Samuel Wilson, Jr., may be regarded as the leading authority on the architectural history of Louisiana. Not only was Wilson an architect, but he also was a member of the Tulane faculty, where he lectured on the history of some of Louisiana’s oldest buildings. A member of the American Institute of Architects, and a founding member and past president of the Louisiana Landmarks Society, he served on the Board of Curators of the Louisiana State Museum. If he was not too busy with the aforementioned societies, institutes, and boards, Wilson also acted as the historian of the Orleans Parish Landmarks Commission and was the former director of the Society of Architectural Historians.

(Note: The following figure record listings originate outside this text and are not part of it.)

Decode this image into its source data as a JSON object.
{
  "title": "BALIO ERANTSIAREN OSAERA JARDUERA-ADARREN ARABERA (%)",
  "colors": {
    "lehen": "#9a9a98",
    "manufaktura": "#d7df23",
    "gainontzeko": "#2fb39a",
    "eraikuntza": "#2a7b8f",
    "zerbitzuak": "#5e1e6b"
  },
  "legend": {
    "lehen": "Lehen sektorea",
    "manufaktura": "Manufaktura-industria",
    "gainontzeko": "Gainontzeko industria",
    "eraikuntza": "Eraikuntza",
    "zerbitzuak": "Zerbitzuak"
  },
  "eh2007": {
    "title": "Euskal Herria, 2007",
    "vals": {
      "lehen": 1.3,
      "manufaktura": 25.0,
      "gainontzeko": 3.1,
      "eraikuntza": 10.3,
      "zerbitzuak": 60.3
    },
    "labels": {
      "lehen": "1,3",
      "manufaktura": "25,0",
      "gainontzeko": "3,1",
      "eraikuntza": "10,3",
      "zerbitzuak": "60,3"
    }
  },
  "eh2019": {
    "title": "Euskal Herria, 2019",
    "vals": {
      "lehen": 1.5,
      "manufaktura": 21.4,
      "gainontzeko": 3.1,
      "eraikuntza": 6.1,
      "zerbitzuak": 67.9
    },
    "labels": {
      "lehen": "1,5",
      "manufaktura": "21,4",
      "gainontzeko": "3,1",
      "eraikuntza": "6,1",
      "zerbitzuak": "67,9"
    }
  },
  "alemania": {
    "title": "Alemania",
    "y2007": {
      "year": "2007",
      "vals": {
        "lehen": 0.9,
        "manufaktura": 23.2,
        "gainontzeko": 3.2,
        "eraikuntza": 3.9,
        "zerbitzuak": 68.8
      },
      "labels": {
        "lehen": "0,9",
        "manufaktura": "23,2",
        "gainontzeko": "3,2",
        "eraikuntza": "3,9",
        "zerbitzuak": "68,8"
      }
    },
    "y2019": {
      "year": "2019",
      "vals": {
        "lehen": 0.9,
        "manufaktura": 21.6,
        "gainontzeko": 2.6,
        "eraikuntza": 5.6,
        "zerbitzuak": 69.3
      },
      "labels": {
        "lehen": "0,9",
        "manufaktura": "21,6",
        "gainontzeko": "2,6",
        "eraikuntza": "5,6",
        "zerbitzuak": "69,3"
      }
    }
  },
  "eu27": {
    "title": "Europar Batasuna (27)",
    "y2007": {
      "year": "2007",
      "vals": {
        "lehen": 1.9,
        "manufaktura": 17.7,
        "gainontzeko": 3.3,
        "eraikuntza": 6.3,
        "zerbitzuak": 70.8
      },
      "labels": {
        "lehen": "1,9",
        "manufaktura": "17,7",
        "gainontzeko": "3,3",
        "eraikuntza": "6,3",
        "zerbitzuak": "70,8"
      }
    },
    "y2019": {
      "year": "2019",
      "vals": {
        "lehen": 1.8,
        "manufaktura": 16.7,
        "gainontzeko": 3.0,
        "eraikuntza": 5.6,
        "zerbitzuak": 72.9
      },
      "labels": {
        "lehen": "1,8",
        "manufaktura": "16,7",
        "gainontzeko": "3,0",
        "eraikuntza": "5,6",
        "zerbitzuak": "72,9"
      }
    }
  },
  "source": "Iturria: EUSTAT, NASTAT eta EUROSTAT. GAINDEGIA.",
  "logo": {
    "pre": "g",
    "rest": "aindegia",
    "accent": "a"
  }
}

Wilson’s wealth of knowledge on Louisiana architecture was not confined to these various memberships, either. He was also the editor of Impressions Respecting New Orleans by Benjamin Henry Boneval Latrobe. He also wrote numerous articles for various scholarly journals, such as Louisiana Historical Quarterly and Journal of the Society of Architectural Historians.

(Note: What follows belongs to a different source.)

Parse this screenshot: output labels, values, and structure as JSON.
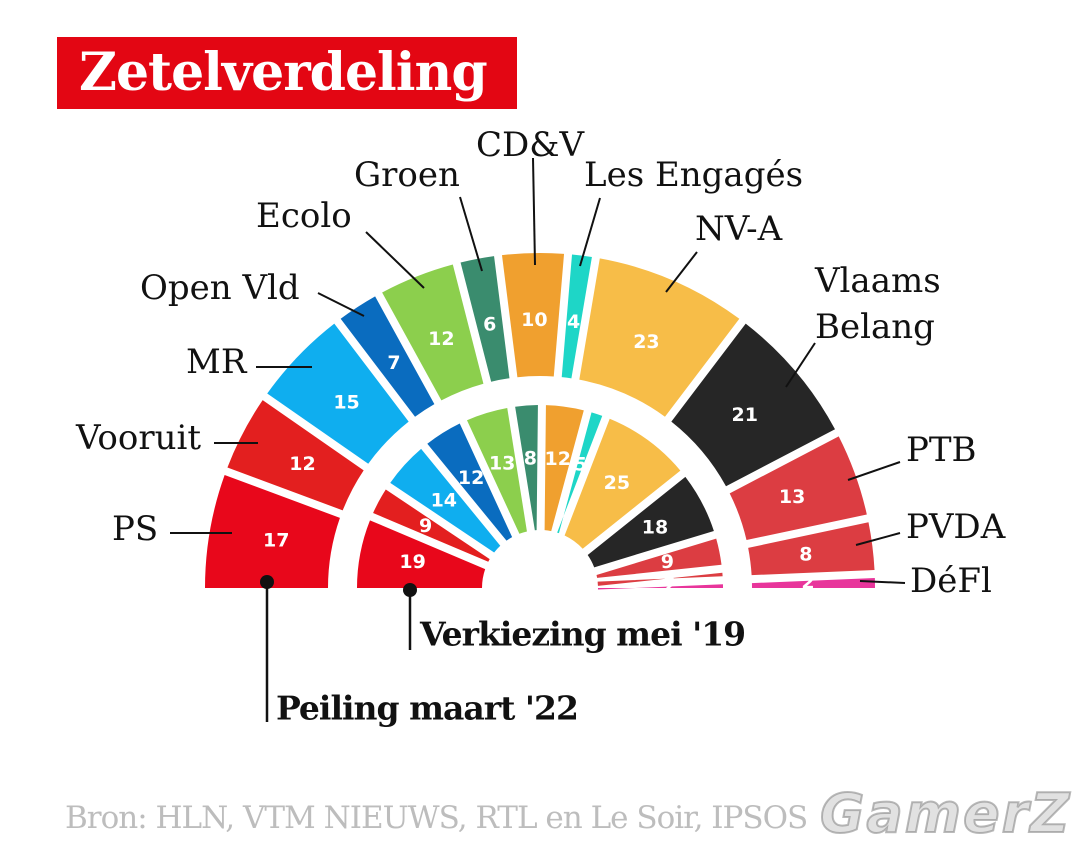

Wilson’s expertise in the field of architecture is evident in his collaborative effort with coauthor Leonard V. Huber in their book The Cabildo on Jackson Square. Wilson wrote the colonial history of the 235-year-old Cabildo. Built by the Spanish to serve as their primary governmental building, the Cabildo was transferred into French and then American hands in 1803.

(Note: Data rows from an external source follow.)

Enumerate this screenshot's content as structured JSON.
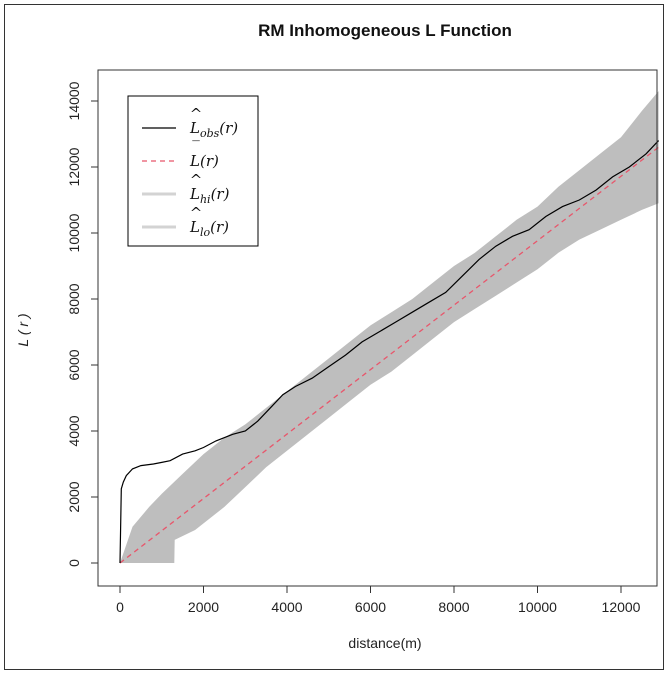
{
  "chart_data": {
    "type": "line",
    "title": "RM Inhomogeneous L Function",
    "xlabel": "distance(m)",
    "ylabel": "L ( r )",
    "xlim": [
      0,
      12900
    ],
    "ylim": [
      0,
      14000
    ],
    "x_ticks": [
      "0",
      "2000",
      "4000",
      "6000",
      "8000",
      "10000",
      "12000"
    ],
    "y_ticks": [
      "0",
      "2000",
      "4000",
      "6000",
      "8000",
      "10000",
      "12000",
      "14000"
    ],
    "legend_position": "top-left",
    "legend": [
      {
        "base": "L",
        "hat": "^",
        "sub": "obs",
        "arg": "(r)",
        "color": "#000000",
        "style": "solid"
      },
      {
        "base": "L",
        "hat": "‾",
        "sub": "",
        "arg": "(r)",
        "color": "#e8566b",
        "style": "dashed"
      },
      {
        "base": "L",
        "hat": "^",
        "sub": "hi",
        "arg": "(r)",
        "color": "#d3d3d3",
        "style": "solid"
      },
      {
        "base": "L",
        "hat": "^",
        "sub": "lo",
        "arg": "(r)",
        "color": "#d3d3d3",
        "style": "solid"
      }
    ],
    "series": [
      {
        "key": "obs",
        "color": "#000000",
        "x": [
          0,
          30,
          80,
          150,
          300,
          500,
          800,
          1000,
          1200,
          1500,
          1800,
          2000,
          2300,
          2700,
          3000,
          3300,
          3600,
          3900,
          4200,
          4600,
          5000,
          5400,
          5800,
          6200,
          6600,
          7000,
          7400,
          7800,
          8200,
          8600,
          9000,
          9400,
          9800,
          10200,
          10600,
          11000,
          11400,
          11800,
          12200,
          12600,
          12900
        ],
        "y": [
          0,
          2250,
          2450,
          2650,
          2850,
          2950,
          3000,
          3050,
          3100,
          3300,
          3400,
          3500,
          3700,
          3900,
          4000,
          4300,
          4700,
          5100,
          5350,
          5600,
          5950,
          6300,
          6700,
          7000,
          7300,
          7600,
          7900,
          8200,
          8700,
          9200,
          9600,
          9900,
          10100,
          10500,
          10800,
          11000,
          11300,
          11700,
          12000,
          12400,
          12800
        ]
      },
      {
        "key": "theo",
        "color": "#e8566b",
        "x": [
          0,
          12900
        ],
        "y": [
          0,
          12600
        ]
      },
      {
        "key": "hi",
        "color": "#bebebe",
        "x": [
          0,
          300,
          700,
          1000,
          1500,
          2000,
          2500,
          3000,
          3500,
          4000,
          4500,
          5000,
          5500,
          6000,
          6500,
          7000,
          7500,
          8000,
          8500,
          9000,
          9500,
          10000,
          10500,
          11000,
          11500,
          12000,
          12500,
          12900
        ],
        "y": [
          0,
          1100,
          1700,
          2100,
          2700,
          3300,
          3800,
          4200,
          4700,
          5200,
          5700,
          6200,
          6700,
          7200,
          7600,
          8000,
          8500,
          9000,
          9400,
          9900,
          10400,
          10800,
          11400,
          11900,
          12400,
          12900,
          13700,
          14300
        ]
      },
      {
        "key": "lo",
        "color": "#bebebe",
        "x": [
          0,
          1300,
          1310,
          1800,
          2500,
          3000,
          3500,
          4000,
          4500,
          5000,
          5500,
          6000,
          6500,
          7000,
          7500,
          8000,
          8500,
          9000,
          9500,
          10000,
          10500,
          11000,
          11500,
          12000,
          12500,
          12900
        ],
        "y": [
          0,
          0,
          700,
          1000,
          1700,
          2300,
          2900,
          3400,
          3900,
          4400,
          4900,
          5400,
          5800,
          6300,
          6800,
          7300,
          7700,
          8100,
          8500,
          8900,
          9400,
          9800,
          10100,
          10400,
          10700,
          10900
        ]
      }
    ]
  }
}
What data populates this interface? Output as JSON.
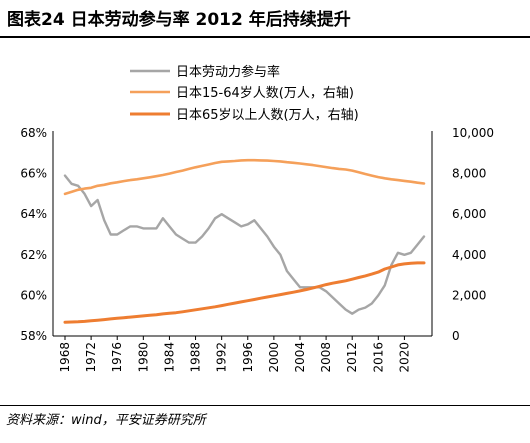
{
  "header": {
    "title": "图表24    日本劳动参与率 2012 年后持续提升"
  },
  "footer": {
    "source": "资料来源：wind，平安证券研究所"
  },
  "chart_data": {
    "type": "line",
    "title": "日本劳动参与率 2012 年后持续提升",
    "x": [
      1968,
      1969,
      1970,
      1971,
      1972,
      1973,
      1974,
      1975,
      1976,
      1977,
      1978,
      1979,
      1980,
      1981,
      1982,
      1983,
      1984,
      1985,
      1986,
      1987,
      1988,
      1989,
      1990,
      1991,
      1992,
      1993,
      1994,
      1995,
      1996,
      1997,
      1998,
      1999,
      2000,
      2001,
      2002,
      2003,
      2004,
      2005,
      2006,
      2007,
      2008,
      2009,
      2010,
      2011,
      2012,
      2013,
      2014,
      2015,
      2016,
      2017,
      2018,
      2019,
      2020,
      2021,
      2022,
      2023
    ],
    "x_tick_labels": [
      "1968",
      "1972",
      "1976",
      "1980",
      "1984",
      "1988",
      "1992",
      "1996",
      "2000",
      "2004",
      "2008",
      "2012",
      "2016",
      "2020"
    ],
    "left_axis": {
      "ylim": [
        58,
        68
      ],
      "ticks": [
        "58%",
        "60%",
        "62%",
        "64%",
        "66%",
        "68%"
      ]
    },
    "right_axis": {
      "ylim": [
        0,
        10000
      ],
      "ticks": [
        "0",
        "2,000",
        "4,000",
        "6,000",
        "8,000",
        "10,000"
      ]
    },
    "legend_position": "top-center",
    "series": [
      {
        "name": "日本劳动力参与率",
        "axis": "left",
        "color": "#a6a6a6",
        "values": [
          65.9,
          65.5,
          65.4,
          65.0,
          64.4,
          64.7,
          63.7,
          63.0,
          63.0,
          63.2,
          63.4,
          63.4,
          63.3,
          63.3,
          63.3,
          63.8,
          63.4,
          63.0,
          62.8,
          62.6,
          62.6,
          62.9,
          63.3,
          63.8,
          64.0,
          63.8,
          63.6,
          63.4,
          63.5,
          63.7,
          63.3,
          62.9,
          62.4,
          62.0,
          61.2,
          60.8,
          60.4,
          60.4,
          60.4,
          60.4,
          60.2,
          59.9,
          59.6,
          59.3,
          59.1,
          59.3,
          59.4,
          59.6,
          60.0,
          60.5,
          61.5,
          62.1,
          62.0,
          62.1,
          62.5,
          62.9
        ]
      },
      {
        "name": "日本15-64岁人数(万人，右轴)",
        "axis": "right",
        "color": "#f5a05a",
        "values": [
          7000,
          7100,
          7200,
          7260,
          7300,
          7400,
          7450,
          7520,
          7570,
          7630,
          7680,
          7720,
          7770,
          7820,
          7870,
          7930,
          8000,
          8080,
          8150,
          8230,
          8310,
          8380,
          8450,
          8520,
          8580,
          8600,
          8620,
          8650,
          8660,
          8660,
          8650,
          8640,
          8620,
          8600,
          8560,
          8530,
          8500,
          8460,
          8420,
          8370,
          8320,
          8270,
          8230,
          8200,
          8150,
          8070,
          7980,
          7900,
          7830,
          7770,
          7720,
          7680,
          7640,
          7600,
          7550,
          7510
        ]
      },
      {
        "name": "日本65岁以上人数(万人，右轴)",
        "axis": "right",
        "color": "#ee7d31",
        "values": [
          680,
          690,
          700,
          720,
          750,
          780,
          810,
          840,
          870,
          900,
          930,
          960,
          990,
          1020,
          1050,
          1090,
          1120,
          1150,
          1190,
          1240,
          1290,
          1340,
          1390,
          1440,
          1500,
          1560,
          1620,
          1680,
          1740,
          1800,
          1860,
          1920,
          1980,
          2040,
          2100,
          2160,
          2220,
          2290,
          2370,
          2450,
          2530,
          2600,
          2660,
          2720,
          2800,
          2880,
          2960,
          3050,
          3150,
          3300,
          3400,
          3500,
          3550,
          3580,
          3600,
          3600
        ]
      }
    ]
  }
}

Wilson’s passion for architecture ran as deep as the Mississippi River and was as rich as the colorful history of New Orleans. Settled deep in the marshy South, the exquisite architecture of New Orleans continues to awe residents and visitors alike. Thanks to Wilson, the history of some of New Orleans’ oldest buildings has been written down, thus preserving their precious legacies for years to come.